После этой неприятной и нелегкой работы мы получили неожиданную, но очень своевременную разрядку. В зал въехали тележки с обедом… В серебристых тарелочках, покрытых фольгой, было сочное жаркое с картофелем. Даже мама, наш непревзойденный кулинар, похвалила его. Мне же наш первый обед в Вене, на этих серебристых тарелочках, показался не просто вкусным, но каким-то особенным, изысканным, «заграничным».

* * *

Окруженные чемоданами и сумками, стоим мы в широком и светлом вестибюле четырехэтажного дома. Здесь нас поселили. В руках у папы – ключ от квартиры. Она на третьем этаже, а лифта в доме нет. Значит, снова всё перетаскивать… Кому? Мне, кому же еще? Папе носить вещи просто нельзя, Эммка слаба и ленива. Мама, конечно, тут же кинется помогать, но смотреть, как она, изгибаясь, прижимая двумя руками ручку чемодана к животу, силится идти с ним по лестнице… Нет уж, мне легче самому вдвое больше перетащить!

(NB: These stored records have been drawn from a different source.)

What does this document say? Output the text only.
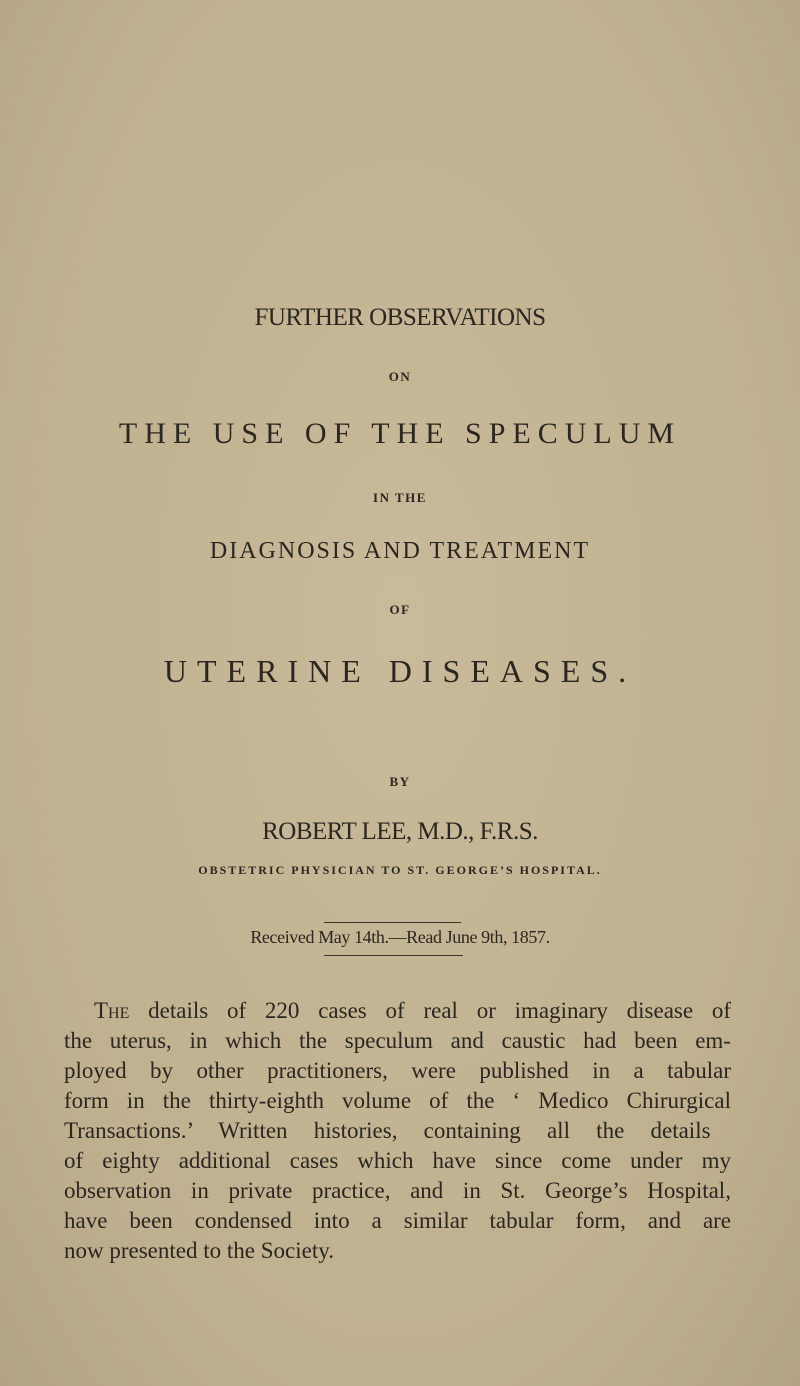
FURTHER OBSERVATIONS
ON
THE USE OF THE SPECULUM
IN THE
DIAGNOSIS AND TREATMENT
OF
UTERINE DISEASES.
BY
ROBERT LEE, M.D., F.R.S.
OBSTETRIC PHYSICIAN TO ST. GEORGE’S HOSPITAL.
Received May 14th.—Read June 9th, 1857.
The details of 220 cases of real or imaginary disease of
the uterus, in which the speculum and caustic had been em-
ployed by other practitioners, were published in a tabular
form in the thirty-eighth volume of the ‘ Medico Chirurgical
Transactions.’ Written histories, containing all the details
of eighty additional cases which have since come under my
observation in private practice, and in St. George’s Hospital,
have been condensed into a similar tabular form, and are
now presented to the Society.
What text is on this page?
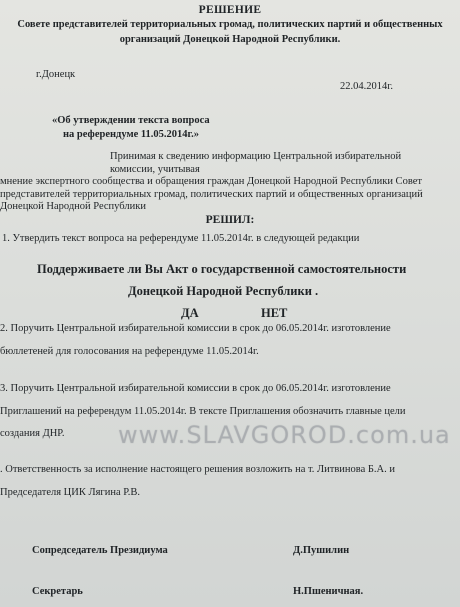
РЕШЕНИЕ
Совете представителей территориальных громад, политических партий и общественных
организаций Донецкой Народной Республики.
г.Донецк
22.04.2014г.
«Об утверждении текста вопроса
на референдуме 11.05.2014г.»
Принимая к сведению информацию Центральной избирательной комиссии, учитывая
мнение экспертного сообщества и обращения граждан Донецкой Народной Республики Совет
представителей территориальных громад, политических партий и общественных организаций
Донецкой Народной Республики
РЕШИЛ:
1. Утвердить текст вопроса на референдуме 11.05.2014г. в следующей редакции
Поддерживаете ли Вы Акт о государственной самостоятельности
Донецкой Народной Республики .
ДА	НЕТ
2. Поручить Центральной избирательной комиссии в срок до 06.05.2014г. изготовление
бюллетеней для голосования на референдуме 11.05.2014г.
3. Поручить Центральной избирательной комиссии в срок до 06.05.2014г. изготовление
Приглашений на референдум 11.05.2014г. В тексте Приглашения обозначить главные цели
создания ДНР. www.SLAVGOROD.com.ua
. Ответственность за исполнение настоящего решения возложить на т. Литвинова Б.А. и
Председателя ЦИК Лягина Р.В.
Сопредседатель Президиума	Д.Пушилин
Секретарь	Н.Пшеничная.
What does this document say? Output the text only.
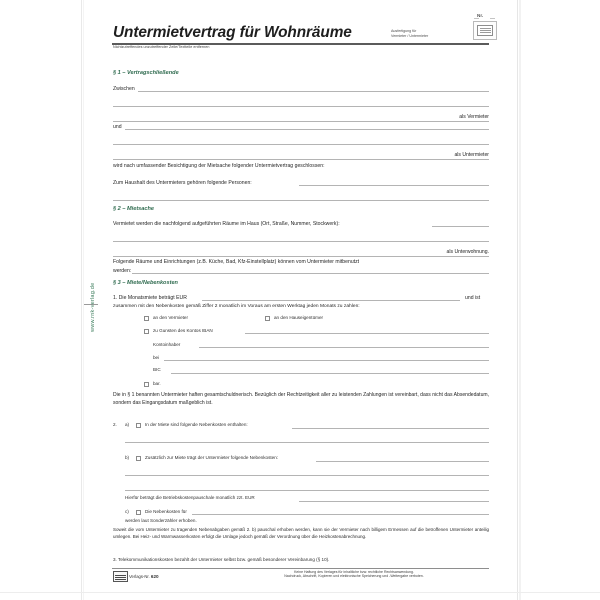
Untermietvertrag für Wohnräume
Nichtzutreffendes unzutreffender Zeile/Textteile entfernen
Ausfertigung für
Vermieter / Untermieter
Nr.
§ 1 – Vertragschließende
Zwischen
als Vermieter
und
als Untermieter
wird nach umfassender Besichtigung der Mietsache folgender Untermietvertrag geschlossen:
Zum Haushalt des Untermieters gehören folgende Personen:
§ 2 – Mietsache
Vermietet werden die nachfolgend aufgeführten Räume im Haus (Ort, Straße, Nummer, Stockwerk):
als Unterwohnung.
Folgende Räume und Einrichtungen (z.B. Küche, Bad, Kfz-Einstellplatz) können vom Untermieter mitbenutzt
werden:
§ 3 – Miete/Nebenkosten
1. Die Monatsmiete beträgt EUR	und ist
zusammen mit den Nebenkosten gemäß Ziffer 2 monatlich im Voraus am ersten Werktag jeden Monats zu zahlen:
an den Vermieter	an den Hauseigentümer
zu Gunsten des Kontos IBAN
Kontoinhaber
bei
BIC
bar.
Die in § 1 benannten Untermieter haften gesamtschuldnerisch. Bezüglich der Rechtzeitigkeit aller zu leistenden Zahlungen ist vereinbart, dass nicht das Absendedatum, sondern das Eingangsdatum maßgeblich ist.
2. a)	In der Miete sind folgende Nebenkosten enthalten:
b)	Zusätzlich zur Miete trägt der Untermieter folgende Nebenkosten:
Hierfür beträgt die Betriebskostenpauschale monatlich zzt. EUR
c)	Die Nebenkosten für
werden laut Sonderzähler erhoben.
Soweit die vom Untermieter zu tragenden Nebenabgaben gemäß 2. b) pauschal erhoben werden, kann sie der Vermieter nach billigem Ermessen auf die betroffenen Untermieter anteilig umlegen. Bei Heiz- und Warmwasserkosten erfolgt die Umlage jedoch gemäß der Verordnung über die Heizkostenabrechnung.
3. Telekommunikationskosten bezahlt der Untermieter selbst bzw. gemäß besonderer Vereinbarung (§ 10).
Verlags-Nr. 620
Keine Haftung des Verlages für inhaltliche bzw. rechtliche Rechtsanwendung.
Nachdruck, Abschrift, Kopieren und elektronische Speicherung und -Weitergabe verboten.
www.rnk-verlag.de
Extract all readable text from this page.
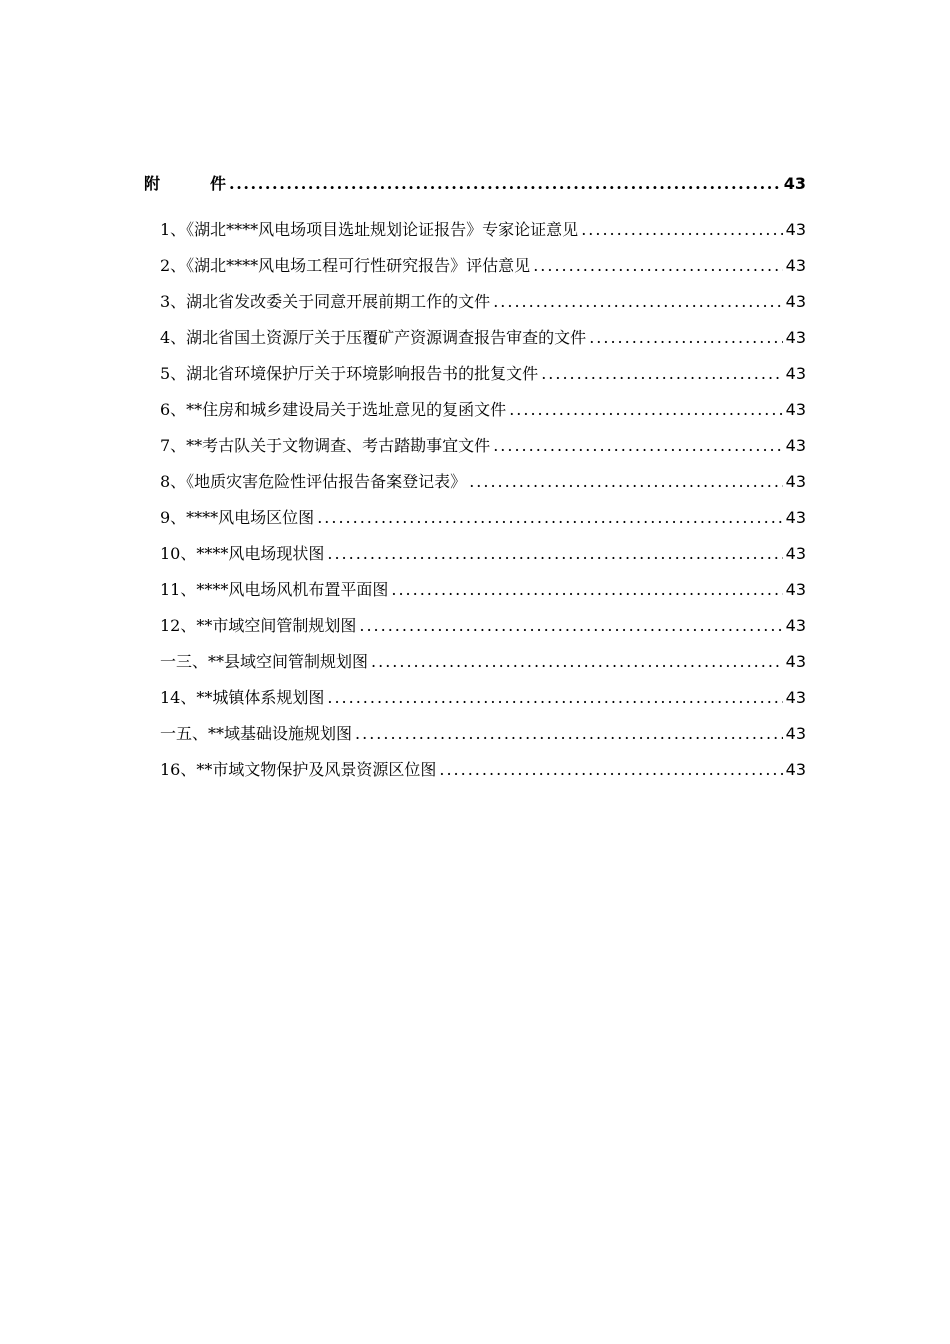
附件 .....	43
1、《湖北****风电场项目选址规划论证报告》专家论证意见 .....	43
2、《湖北****风电场工程可行性研究报告》评估意见 .....	43
3、湖北省发改委关于同意开展前期工作的文件 .....	43
4、湖北省国土资源厅关于压覆矿产资源调查报告审查的文件 .....	43
5、湖北省环境保护厅关于环境影响报告书的批复文件 .....	43
6、**住房和城乡建设局关于选址意见的复函文件 .....	43
7、**考古队关于文物调查、考古踏勘事宜文件 .....	43
8、《地质灾害危险性评估报告备案登记表》 .....	43
9、****风电场区位图 .....	43
10、****风电场现状图 .....	43
11、****风电场风机布置平面图 .....	43
12、**市域空间管制规划图 .....	43
一三、**县域空间管制规划图 .....	43
14、**城镇体系规划图 .....	43
一五、**域基础设施规划图 .....	43
16、**市域文物保护及风景资源区位图 .....	43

Кстати, беда не в том, что у нас много тяжелого багажа. Некоторые из чемоданов – очень ненадежные, едва держатся. Возьмешься за ручку, а она вытягивается, как резиновая, чемодан провисает вниз и, кажется, вот-вот лопнет. Такие чемоданы надо поднимать вдвоем, с двух краев. А мне как быть? Мне остается одно: воображать, что я занимаюсь тяжелой атлетикой. Бодро говорить себе: наконец-то, Валера, ты стал спортсменом… Держись! И я держался… За время поездки грудь и руки мои стали просто железными. Теперь я мог бы померяться с дедом Ёсхаимом силой рукопожатия.

Нормальные, прочные чемоданы я перетаскивал в обеих руках, по одному в каждой – так даже легче, есть баланс. Те, что могли бы развалиться, поднимал на правое плечо – уже во время первых погрузок и выгрузок я так натренировался, что делал это сам. С одной стороны в чемодан упиралась моя правая щека, с другой я придерживал его рукой. Я нес этот груз не сгибаясь, шагал пружинисто, мерно и немножко любовался собой. То есть воображал, конечно, что мною любуются все вокруг. «Поглядите только – какой красивый кудрявый юнец, высокий, худощавый, но полный сил, – и как легко, без всяких признаков усталости, тащит он этот неподъемный чемодан!». На самом же деле, поставив, наконец, чемодан на землю, я не сразу мог выпрямиться и чувствовал, как от моего набрякшего лица медленно отливает кровь.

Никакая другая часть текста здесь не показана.